I just got a notice from one of my credit card providers that they want to raise my rate to, basically, prime plus 14%.

I doubt they even pay prime for whatever they borrow, so they're looking for a clean 14 or 15% from me.

And I have a freaking great credit rating.

The result of this is that they are going to lose a customer. It doesn't make sense to me.

But then, like Jacob, I don't work in banking.

russell: It's weird, my understanding is that the banks are sitting on a lot of cash, but they are looking for every dime they can find.

They're broke, and desperate to build capital reserves any way they can. From what I can tell just from reading around, the big US banks are not in a position to deal with another big dip in house prices. But prices are still too high. Frankly I think that everyone knew that and were just hoping that high growth and a little inflation would show up and sweep it all away.

As an entirely inexpert outsider just trying to figure out what is going on, it seems like a major second crash in house prices with accompanying bank failures/bailouts is almost inevitable without major action on jobs & deflation. But what do I know.

It doesn't help that a lot small commercial properties—less than 5,000 square feet—were financed with home mortgages. Oops!

It's fracking by other means.

In return for granting corporate persons First Amendment rights, flesh and blood persons should be given the ability to transfer their outstanding debts to subsidiaries created for the express purpose of going bankrupt without affecting the assets of the original person. It's only fair.

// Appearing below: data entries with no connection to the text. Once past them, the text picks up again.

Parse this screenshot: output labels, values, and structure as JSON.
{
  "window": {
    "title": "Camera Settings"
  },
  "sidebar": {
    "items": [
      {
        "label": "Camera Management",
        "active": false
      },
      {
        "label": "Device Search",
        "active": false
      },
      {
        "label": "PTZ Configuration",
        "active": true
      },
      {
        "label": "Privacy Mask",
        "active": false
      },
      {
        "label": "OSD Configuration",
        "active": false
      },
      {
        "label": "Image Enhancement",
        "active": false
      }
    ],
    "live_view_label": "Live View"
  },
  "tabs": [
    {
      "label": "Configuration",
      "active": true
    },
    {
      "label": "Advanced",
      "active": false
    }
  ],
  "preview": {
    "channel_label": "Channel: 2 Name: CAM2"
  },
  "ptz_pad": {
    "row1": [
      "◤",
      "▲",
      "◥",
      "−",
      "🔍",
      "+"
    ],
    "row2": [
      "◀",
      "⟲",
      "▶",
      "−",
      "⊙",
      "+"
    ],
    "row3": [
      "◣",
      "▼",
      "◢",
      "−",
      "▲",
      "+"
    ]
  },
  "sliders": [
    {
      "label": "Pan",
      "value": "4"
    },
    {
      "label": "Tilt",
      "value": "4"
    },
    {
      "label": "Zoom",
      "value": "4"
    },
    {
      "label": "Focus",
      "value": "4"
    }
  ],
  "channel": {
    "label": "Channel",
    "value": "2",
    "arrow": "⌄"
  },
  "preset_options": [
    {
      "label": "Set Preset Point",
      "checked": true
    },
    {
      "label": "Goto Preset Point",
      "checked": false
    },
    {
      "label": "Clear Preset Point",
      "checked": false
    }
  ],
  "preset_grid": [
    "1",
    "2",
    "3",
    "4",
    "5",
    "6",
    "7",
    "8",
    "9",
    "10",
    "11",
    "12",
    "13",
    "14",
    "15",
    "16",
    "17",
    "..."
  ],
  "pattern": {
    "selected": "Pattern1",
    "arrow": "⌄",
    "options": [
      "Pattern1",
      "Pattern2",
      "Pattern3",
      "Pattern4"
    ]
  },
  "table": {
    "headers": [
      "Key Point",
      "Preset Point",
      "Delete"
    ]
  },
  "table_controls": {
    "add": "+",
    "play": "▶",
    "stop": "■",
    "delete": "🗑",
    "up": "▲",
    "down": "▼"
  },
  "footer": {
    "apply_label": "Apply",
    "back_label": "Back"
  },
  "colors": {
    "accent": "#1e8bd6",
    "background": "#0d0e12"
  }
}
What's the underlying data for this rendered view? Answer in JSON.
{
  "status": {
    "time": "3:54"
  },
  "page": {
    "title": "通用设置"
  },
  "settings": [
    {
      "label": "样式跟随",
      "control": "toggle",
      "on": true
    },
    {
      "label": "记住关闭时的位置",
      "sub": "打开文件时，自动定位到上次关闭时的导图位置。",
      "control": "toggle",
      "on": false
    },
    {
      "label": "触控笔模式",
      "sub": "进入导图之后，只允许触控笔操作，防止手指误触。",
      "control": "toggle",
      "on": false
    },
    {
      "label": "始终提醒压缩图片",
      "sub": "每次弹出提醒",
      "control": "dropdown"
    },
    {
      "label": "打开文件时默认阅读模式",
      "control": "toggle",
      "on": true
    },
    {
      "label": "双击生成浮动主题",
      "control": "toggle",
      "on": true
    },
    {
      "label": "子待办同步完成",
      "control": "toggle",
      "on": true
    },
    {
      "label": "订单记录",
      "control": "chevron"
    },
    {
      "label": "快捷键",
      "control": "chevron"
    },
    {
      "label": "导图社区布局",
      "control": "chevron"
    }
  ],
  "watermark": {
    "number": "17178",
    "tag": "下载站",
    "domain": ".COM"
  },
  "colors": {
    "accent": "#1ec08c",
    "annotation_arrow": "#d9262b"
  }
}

This seems to have less to do with the big banks, who have willing buyers for old bad debts if the banks will sell it cheaply enough. But it does say something very disturbing about the prevailing American economic paradigm that people think it worthwhile to buy up expired debt and harass people to collect it. It reflects a seriously distorted view of money as a real thing rather than a surrogate for thought, invention, services, energy, resources, and all the other things that make up the actual running of the oikos, or household, where humanity lives and from which we derive the English words economy and ecology.